Letter to Captain Fitz-Roy, October, 1846.

[With the view of giving in the following chapters a connected account of the growth of the 'Origin of Species,' I have taken the more important letters bearing on that subject out of their proper chronological position here, and placed them with the rest of the correspondence bearing on the same subject; so that in the present group of letters we only get occasional hints of the growth of my father's views, and we may suppose ourselves to be looking at his life, as it might have been looked at by those who had no knowledge of the quiet development of his theory of evolution during this period.

On September 14, 1842, my father left London with his family and settled at Down. (I must not omit to mention a member of the household who accompanied him. This was his butler, Joseph Parslow, who remained in the family, a valued friend and servant, for forty years, and became as Sir Joseph Hooker once remarked to me, "an integral part of the family, and felt to be such by all visitors at the house.") In the Autobiographical chapter, his motives for taking this step in the country are briefly given. He speaks of the attendance at scientific societies, and ordinary social duties, as suiting his health so "badly that we resolved to live in the country, which we both preferred and have never repented of." His intention of keeping up with scientific life in London is expressed in a letter to Fox (December, 1842):--

"I hope by going up to town for a night every fortnight or three weeks, to keep up my communication with scientific men and my own zeal, and so not to turn into a complete Kentish hog."

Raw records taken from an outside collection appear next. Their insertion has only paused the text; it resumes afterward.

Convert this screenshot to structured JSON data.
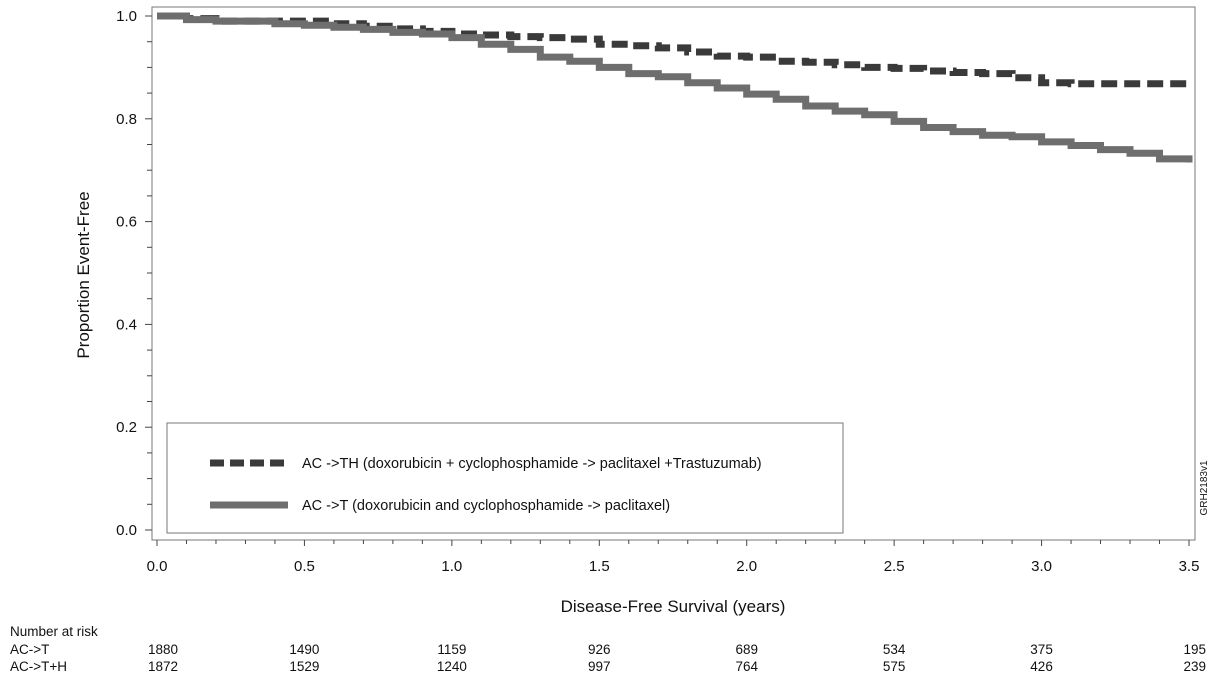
{
  "chart_data": {
    "type": "line",
    "title": "",
    "xlabel": "Disease-Free Survival (years)",
    "ylabel": "Proportion Event-Free",
    "xlim": [
      0,
      3.5
    ],
    "ylim": [
      0,
      1.0
    ],
    "x_ticks": [
      "0.0",
      "0.5",
      "1.0",
      "1.5",
      "2.0",
      "2.5",
      "3.0",
      "3.5"
    ],
    "y_ticks": [
      "0.0",
      "0.2",
      "0.4",
      "0.6",
      "0.8",
      "1.0"
    ],
    "grid": false,
    "legend_position": "bottom-left",
    "series": [
      {
        "name": "AC ->TH (doxorubicin + cyclophosphamide -> paclitaxel +Trastuzumab)",
        "style": "dashed",
        "color": "#3a3a3a",
        "points": [
          [
            0,
            1.0
          ],
          [
            0.1,
            0.995
          ],
          [
            0.2,
            0.99
          ],
          [
            0.4,
            0.99
          ],
          [
            0.5,
            0.99
          ],
          [
            0.6,
            0.985
          ],
          [
            0.7,
            0.98
          ],
          [
            0.8,
            0.975
          ],
          [
            0.9,
            0.97
          ],
          [
            1.0,
            0.965
          ],
          [
            1.1,
            0.963
          ],
          [
            1.2,
            0.96
          ],
          [
            1.3,
            0.958
          ],
          [
            1.4,
            0.955
          ],
          [
            1.5,
            0.945
          ],
          [
            1.6,
            0.942
          ],
          [
            1.7,
            0.938
          ],
          [
            1.8,
            0.93
          ],
          [
            1.9,
            0.922
          ],
          [
            2.0,
            0.92
          ],
          [
            2.1,
            0.912
          ],
          [
            2.2,
            0.91
          ],
          [
            2.3,
            0.905
          ],
          [
            2.4,
            0.9
          ],
          [
            2.5,
            0.898
          ],
          [
            2.6,
            0.893
          ],
          [
            2.7,
            0.89
          ],
          [
            2.8,
            0.888
          ],
          [
            2.9,
            0.88
          ],
          [
            3.0,
            0.87
          ],
          [
            3.1,
            0.868
          ],
          [
            3.2,
            0.868
          ],
          [
            3.3,
            0.868
          ],
          [
            3.4,
            0.868
          ],
          [
            3.5,
            0.868
          ]
        ]
      },
      {
        "name": "AC ->T (doxorubicin and cyclophosphamide -> paclitaxel)",
        "style": "solid",
        "color": "#6e6e6e",
        "points": [
          [
            0,
            1.0
          ],
          [
            0.1,
            0.993
          ],
          [
            0.2,
            0.99
          ],
          [
            0.4,
            0.985
          ],
          [
            0.5,
            0.982
          ],
          [
            0.6,
            0.978
          ],
          [
            0.7,
            0.974
          ],
          [
            0.8,
            0.968
          ],
          [
            0.9,
            0.965
          ],
          [
            1.0,
            0.958
          ],
          [
            1.1,
            0.945
          ],
          [
            1.2,
            0.935
          ],
          [
            1.3,
            0.92
          ],
          [
            1.4,
            0.912
          ],
          [
            1.5,
            0.9
          ],
          [
            1.6,
            0.888
          ],
          [
            1.7,
            0.882
          ],
          [
            1.8,
            0.87
          ],
          [
            1.9,
            0.86
          ],
          [
            2.0,
            0.848
          ],
          [
            2.1,
            0.838
          ],
          [
            2.2,
            0.825
          ],
          [
            2.3,
            0.815
          ],
          [
            2.4,
            0.808
          ],
          [
            2.5,
            0.795
          ],
          [
            2.6,
            0.783
          ],
          [
            2.7,
            0.775
          ],
          [
            2.8,
            0.768
          ],
          [
            2.9,
            0.765
          ],
          [
            3.0,
            0.755
          ],
          [
            3.1,
            0.748
          ],
          [
            3.2,
            0.74
          ],
          [
            3.3,
            0.733
          ],
          [
            3.4,
            0.722
          ],
          [
            3.5,
            0.715
          ]
        ]
      }
    ],
    "watermark": "GRH2183v1",
    "risk_table": {
      "title": "Number at risk",
      "rows": [
        {
          "label": "AC->T",
          "values": [
            "1880",
            "1490",
            "1159",
            "926",
            "689",
            "534",
            "375",
            "195"
          ]
        },
        {
          "label": "AC->T+H",
          "values": [
            "1872",
            "1529",
            "1240",
            "997",
            "764",
            "575",
            "426",
            "239"
          ]
        }
      ]
    }
  }
}
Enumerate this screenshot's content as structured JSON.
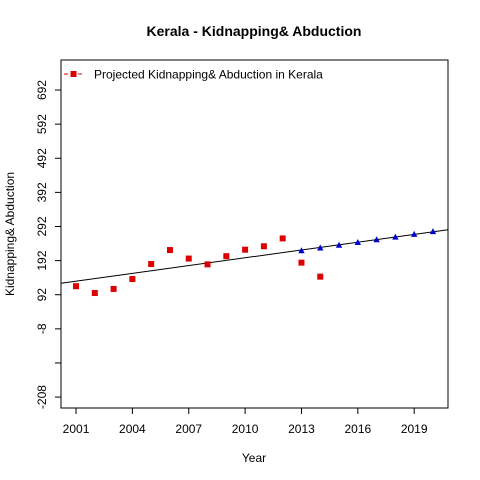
{
  "chart_data": {
    "type": "scatter",
    "title": "Kerala  -  Kidnapping& Abduction",
    "xlabel": "Year",
    "ylabel": "Kidnapping& Abduction",
    "xlim": [
      2000.2,
      2020.8
    ],
    "ylim": [
      -240,
      780
    ],
    "x_ticks": [
      2001,
      2004,
      2007,
      2010,
      2013,
      2016,
      2019
    ],
    "x_tick_labels": [
      "2001",
      "2004",
      "2007",
      "2010",
      "2013",
      "2016",
      "2019"
    ],
    "y_ticks": [
      -208,
      -8,
      92,
      192,
      292,
      392,
      492,
      592,
      692
    ],
    "y_tick_labels": [
      "-208",
      "-8",
      "92",
      "192",
      "292",
      "392",
      "492",
      "592",
      "692"
    ],
    "y_minor_tick": -108,
    "legend": {
      "position": "top-left",
      "label": "Projected  Kidnapping& Abduction  in  Kerala"
    },
    "colors": {
      "observed": "#dd0000",
      "projected": "#0000cc",
      "trend": "#000000"
    },
    "series": [
      {
        "kind": "observed",
        "marker": "square",
        "x": [
          2001,
          2002,
          2003,
          2004,
          2005,
          2006,
          2007,
          2008,
          2009,
          2010,
          2011,
          2012,
          2013,
          2014
        ],
        "y": [
          117,
          97,
          109,
          138,
          182,
          223,
          198,
          181,
          205,
          224,
          234,
          257,
          186,
          145
        ]
      },
      {
        "kind": "projected",
        "marker": "triangle",
        "x": [
          2013,
          2014,
          2015,
          2016,
          2017,
          2018,
          2019,
          2020
        ],
        "y": [
          221,
          229,
          237,
          245,
          253,
          261,
          269,
          277
        ]
      }
    ],
    "trend_line": {
      "x": [
        2000.2,
        2020.8
      ],
      "y": [
        125.5,
        282.6
      ]
    }
  }
}
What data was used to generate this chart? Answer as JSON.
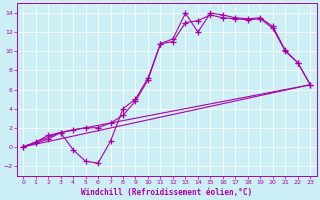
{
  "title": "",
  "xlabel": "Windchill (Refroidissement éolien,°C)",
  "ylabel": "",
  "bg_color": "#cceef5",
  "line_color": "#aa00aa",
  "xlim": [
    -0.5,
    23.5
  ],
  "ylim": [
    -3.0,
    15.0
  ],
  "xticks": [
    0,
    1,
    2,
    3,
    4,
    5,
    6,
    7,
    8,
    9,
    10,
    11,
    12,
    13,
    14,
    15,
    16,
    17,
    18,
    19,
    20,
    21,
    22,
    23
  ],
  "yticks": [
    -2,
    0,
    2,
    4,
    6,
    8,
    10,
    12,
    14
  ],
  "line1_x": [
    0,
    1,
    2,
    3,
    4,
    5,
    6,
    7,
    8,
    9,
    10,
    11,
    12,
    13,
    14,
    15,
    16,
    17,
    18,
    19,
    20,
    21,
    22,
    23
  ],
  "line1_y": [
    0.0,
    0.5,
    1.2,
    1.5,
    -0.3,
    -1.5,
    -1.7,
    0.6,
    4.0,
    5.0,
    7.2,
    10.8,
    11.3,
    14.0,
    12.0,
    14.0,
    13.8,
    13.5,
    13.4,
    13.5,
    12.6,
    10.1,
    8.8,
    6.5
  ],
  "line2_x": [
    0,
    1,
    2,
    3,
    4,
    5,
    6,
    7,
    8,
    9,
    10,
    11,
    12,
    13,
    14,
    15,
    16,
    17,
    18,
    19,
    20,
    21,
    22,
    23
  ],
  "line2_y": [
    0.0,
    0.4,
    0.8,
    1.5,
    1.8,
    2.0,
    2.0,
    2.5,
    3.3,
    4.8,
    7.0,
    10.8,
    11.0,
    13.0,
    13.2,
    13.8,
    13.5,
    13.4,
    13.3,
    13.4,
    12.4,
    10.0,
    8.8,
    6.5
  ],
  "line3_x": [
    0,
    23
  ],
  "line3_y": [
    0.0,
    6.5
  ],
  "line4_x": [
    0,
    3,
    23
  ],
  "line4_y": [
    0.0,
    1.5,
    6.5
  ]
}
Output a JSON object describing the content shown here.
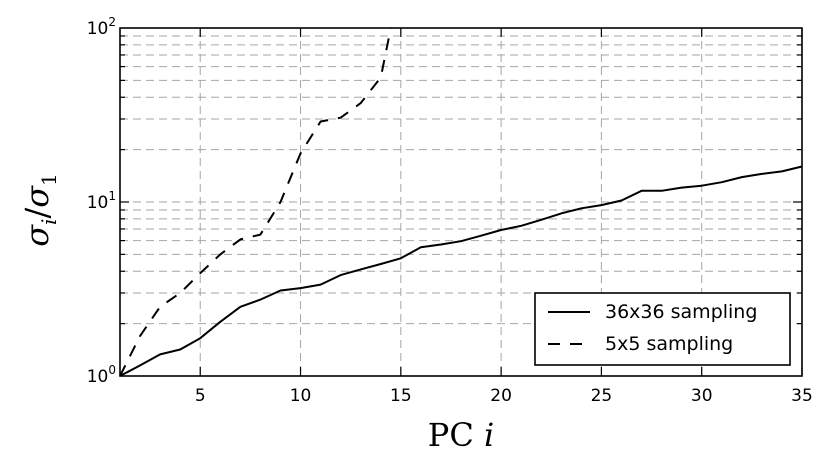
{
  "chart_data": {
    "type": "line",
    "xlabel": "PC i",
    "ylabel": "σi/σ1",
    "xlim": [
      1,
      35
    ],
    "ylim": [
      1,
      100
    ],
    "y_scale": "log",
    "grid": true,
    "legend_position": "bottom-right",
    "x_ticks": [
      5,
      10,
      15,
      20,
      25,
      30,
      35
    ],
    "y_ticks": [
      {
        "value": 1,
        "base": "10",
        "exp": "0"
      },
      {
        "value": 10,
        "base": "10",
        "exp": "1"
      },
      {
        "value": 100,
        "base": "10",
        "exp": "2"
      }
    ],
    "series": [
      {
        "name": "36x36 sampling",
        "style": "solid",
        "color": "#000000",
        "x": [
          1,
          2,
          3,
          4,
          5,
          6,
          7,
          8,
          9,
          10,
          11,
          12,
          13,
          14,
          15,
          16,
          17,
          18,
          19,
          20,
          21,
          22,
          23,
          24,
          25,
          26,
          27,
          28,
          29,
          30,
          31,
          32,
          33,
          34,
          35
        ],
        "y": [
          1.0,
          1.15,
          1.33,
          1.42,
          1.65,
          2.05,
          2.5,
          2.75,
          3.1,
          3.2,
          3.35,
          3.8,
          4.1,
          4.4,
          4.75,
          5.5,
          5.7,
          5.95,
          6.4,
          6.9,
          7.3,
          7.9,
          8.6,
          9.2,
          9.6,
          10.2,
          11.6,
          11.6,
          12.1,
          12.4,
          13.0,
          13.9,
          14.5,
          15.0,
          16.0
        ]
      },
      {
        "name": "5x5 sampling",
        "style": "dashed",
        "color": "#000000",
        "x": [
          1,
          2,
          3,
          4,
          5,
          6,
          7,
          8,
          9,
          10,
          11,
          12,
          13,
          14,
          14.5
        ],
        "y": [
          1.0,
          1.7,
          2.5,
          3.0,
          3.9,
          5.0,
          6.1,
          6.5,
          10.0,
          19.0,
          29.0,
          30.5,
          37.0,
          52.0,
          100.0
        ]
      }
    ]
  }
}
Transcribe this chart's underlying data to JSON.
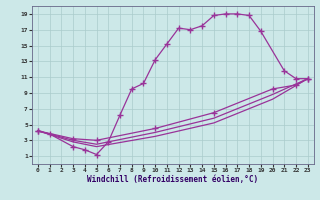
{
  "xlabel": "Windchill (Refroidissement éolien,°C)",
  "background_color": "#cce8e8",
  "grid_color": "#aacccc",
  "line_color": "#993399",
  "xlim": [
    -0.5,
    23.5
  ],
  "ylim": [
    0,
    20
  ],
  "xticks": [
    0,
    1,
    2,
    3,
    4,
    5,
    6,
    7,
    8,
    9,
    10,
    11,
    12,
    13,
    14,
    15,
    16,
    17,
    18,
    19,
    20,
    21,
    22,
    23
  ],
  "yticks": [
    1,
    3,
    5,
    7,
    9,
    11,
    13,
    15,
    17,
    19
  ],
  "main_series": [
    [
      0,
      4.2
    ],
    [
      1,
      3.8
    ],
    [
      3,
      2.2
    ],
    [
      4,
      1.8
    ],
    [
      5,
      1.2
    ],
    [
      6,
      2.8
    ],
    [
      7,
      6.2
    ],
    [
      8,
      9.5
    ],
    [
      9,
      10.2
    ],
    [
      10,
      13.2
    ],
    [
      11,
      15.2
    ],
    [
      12,
      17.2
    ],
    [
      13,
      17.0
    ],
    [
      14,
      17.5
    ],
    [
      15,
      18.8
    ],
    [
      16,
      19.0
    ],
    [
      17,
      19.0
    ],
    [
      18,
      18.8
    ],
    [
      19,
      16.8
    ],
    [
      21,
      11.8
    ],
    [
      22,
      10.8
    ],
    [
      23,
      10.8
    ]
  ],
  "diag_series": [
    {
      "points": [
        [
          0,
          4.2
        ],
        [
          3,
          3.2
        ],
        [
          5,
          3.0
        ],
        [
          10,
          4.5
        ],
        [
          15,
          6.5
        ],
        [
          20,
          9.5
        ],
        [
          22,
          10.0
        ],
        [
          23,
          10.8
        ]
      ],
      "marker": true
    },
    {
      "points": [
        [
          0,
          4.2
        ],
        [
          3,
          3.0
        ],
        [
          5,
          2.5
        ],
        [
          10,
          4.0
        ],
        [
          15,
          5.8
        ],
        [
          20,
          8.8
        ],
        [
          23,
          10.8
        ]
      ],
      "marker": false
    },
    {
      "points": [
        [
          0,
          4.2
        ],
        [
          3,
          2.8
        ],
        [
          5,
          2.2
        ],
        [
          10,
          3.5
        ],
        [
          15,
          5.2
        ],
        [
          20,
          8.2
        ],
        [
          23,
          10.8
        ]
      ],
      "marker": false
    }
  ]
}
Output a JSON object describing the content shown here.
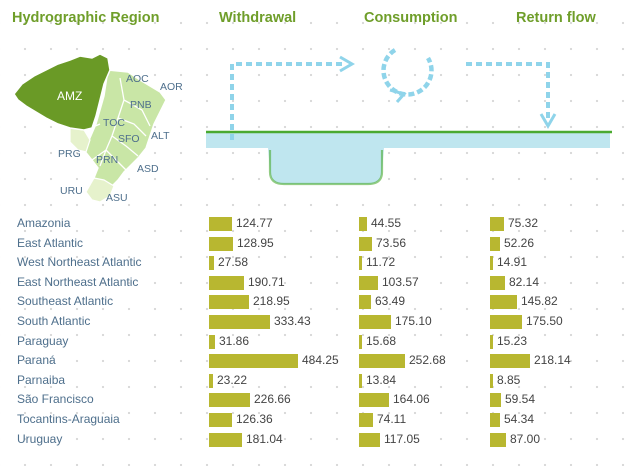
{
  "headers": {
    "region": "Hydrographic Region",
    "withdrawal": "Withdrawal",
    "consumption": "Consumption",
    "return_flow": "Return flow"
  },
  "map": {
    "labels": [
      "AMZ",
      "AOC",
      "AOR",
      "PNB",
      "TOC",
      "SFO",
      "ALT",
      "PRG",
      "PRN",
      "ASD",
      "URU",
      "ASU"
    ],
    "colors": {
      "highlight": "#6a9a26",
      "light": "#c9e6a6",
      "pale": "#e6f2cc",
      "border": "#ffffff"
    }
  },
  "colors": {
    "bar": "#b8b730",
    "header": "#6f9e2a",
    "water": "#bfe6ef",
    "water_edge": "#4aaa30",
    "arrow": "#8fd4ea",
    "label": "#4e6f8c"
  },
  "chart_data": {
    "type": "bar",
    "categories": [
      "Amazonia",
      "East Atlantic",
      "West Northeast Atlantic",
      "East Northeast Atlantic",
      "Southeast Atlantic",
      "South Atlantic",
      "Paraguay",
      "Paraná",
      "Parnaiba",
      "São Francisco",
      "Tocantins-Araguaia",
      "Uruguay"
    ],
    "series": [
      {
        "name": "Withdrawal",
        "labels": [
          "124.77",
          "128.95",
          "27.58",
          "190.71",
          "218.95",
          "333.43",
          "31.86",
          "484.25",
          "23.22",
          "226.66",
          "126.36",
          "181.04"
        ]
      },
      {
        "name": "Consumption",
        "labels": [
          "44.55",
          "73.56",
          "11.72",
          "103.57",
          "63.49",
          "175.10",
          "15.68",
          "252.68",
          "13.84",
          "164.06",
          "74.11",
          "117.05"
        ]
      },
      {
        "name": "Return flow",
        "labels": [
          "75.32",
          "52.26",
          "14.91",
          "82.14",
          "145.82",
          "175.50",
          "15.23",
          "218.14",
          "8.85",
          "59.54",
          "54.34",
          "87.00"
        ]
      }
    ]
  }
}
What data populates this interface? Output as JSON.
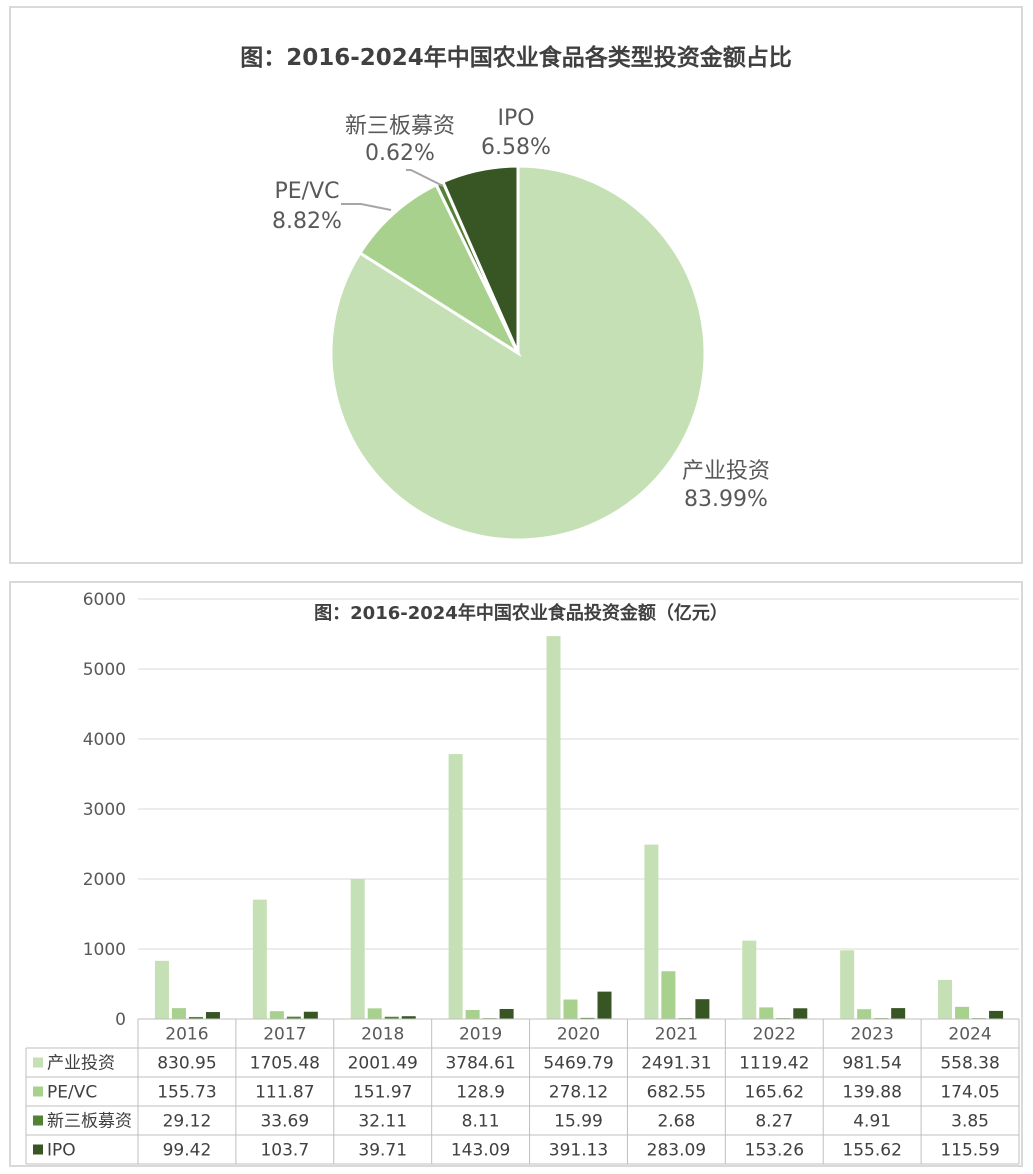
{
  "chart_data": [
    {
      "type": "pie",
      "title": "图：2016-2024年中国农业食品各类型投资金额占比",
      "slices": [
        {
          "name": "产业投资",
          "value": 83.99,
          "label": "83.99%",
          "color": "#c5e0b4"
        },
        {
          "name": "PE/VC",
          "value": 8.82,
          "label": "8.82%",
          "color": "#a9d18e"
        },
        {
          "name": "新三板募资",
          "value": 0.62,
          "label": "0.62%",
          "color": "#548235"
        },
        {
          "name": "IPO",
          "value": 6.58,
          "label": "6.58%",
          "color": "#375623"
        }
      ]
    },
    {
      "type": "bar",
      "title": "图：2016-2024年中国农业食品投资金额（亿元）",
      "categories": [
        "2016",
        "2017",
        "2018",
        "2019",
        "2020",
        "2021",
        "2022",
        "2023",
        "2024"
      ],
      "ylim": [
        0,
        6000
      ],
      "yticks": [
        "0",
        "1000",
        "2000",
        "3000",
        "4000",
        "5000",
        "6000"
      ],
      "grid": true,
      "legend": "data-table",
      "series": [
        {
          "name": "产业投资",
          "color": "#c5e0b4",
          "values": [
            830.95,
            1705.48,
            2001.49,
            3784.61,
            5469.79,
            2491.31,
            1119.42,
            981.54,
            558.38
          ],
          "labels": [
            "830.95",
            "1705.48",
            "2001.49",
            "3784.61",
            "5469.79",
            "2491.31",
            "1119.42",
            "981.54",
            "558.38"
          ]
        },
        {
          "name": "PE/VC",
          "color": "#a9d18e",
          "values": [
            155.73,
            111.87,
            151.97,
            128.9,
            278.12,
            682.55,
            165.62,
            139.88,
            174.05
          ],
          "labels": [
            "155.73",
            "111.87",
            "151.97",
            "128.9",
            "278.12",
            "682.55",
            "165.62",
            "139.88",
            "174.05"
          ]
        },
        {
          "name": "新三板募资",
          "color": "#548235",
          "values": [
            29.12,
            33.69,
            32.11,
            8.11,
            15.99,
            2.68,
            8.27,
            4.91,
            3.85
          ],
          "labels": [
            "29.12",
            "33.69",
            "32.11",
            "8.11",
            "15.99",
            "2.68",
            "8.27",
            "4.91",
            "3.85"
          ]
        },
        {
          "name": "IPO",
          "color": "#375623",
          "values": [
            99.42,
            103.7,
            39.71,
            143.09,
            391.13,
            283.09,
            153.26,
            155.62,
            115.59
          ],
          "labels": [
            "99.42",
            "103.7",
            "39.71",
            "143.09",
            "391.13",
            "283.09",
            "153.26",
            "155.62",
            "115.59"
          ]
        }
      ]
    }
  ]
}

Visits to London of this kind were kept up for some years at the cost of much exertion on his part. I have often heard him speak of the wearisome drives of ten miles to or from Croydon or Sydenham--the nearest stations-- with an old gardener acting as coachman, who drove with great caution and slowness up and down the many hills. In later years, all regular scientific intercourse with London became, as before mentioned, an impossibility.

The choice of Down was rather the result of despair than of actual preference; my father and mother were weary of house-hunting, and the attractive points about the place thus seemed to them to counterbalance its somewhat more obvious faults. It had at least one desideratum, namely quietness. Indeed it would have been difficult to find a more retired place so near to London. In 1842 a coach drive of some twenty miles was the only means of access to Down; and even now that railways have crept closer to it, it is singularly out of the world, with nothing to suggest the neighbourhood of London, unless it be the dull haze of smoke that sometimes clouds the sky. The village stands in an angle between two of the larger high-roads of the country, one leading to Tunbridge and the other to Westerham and Edenbridge.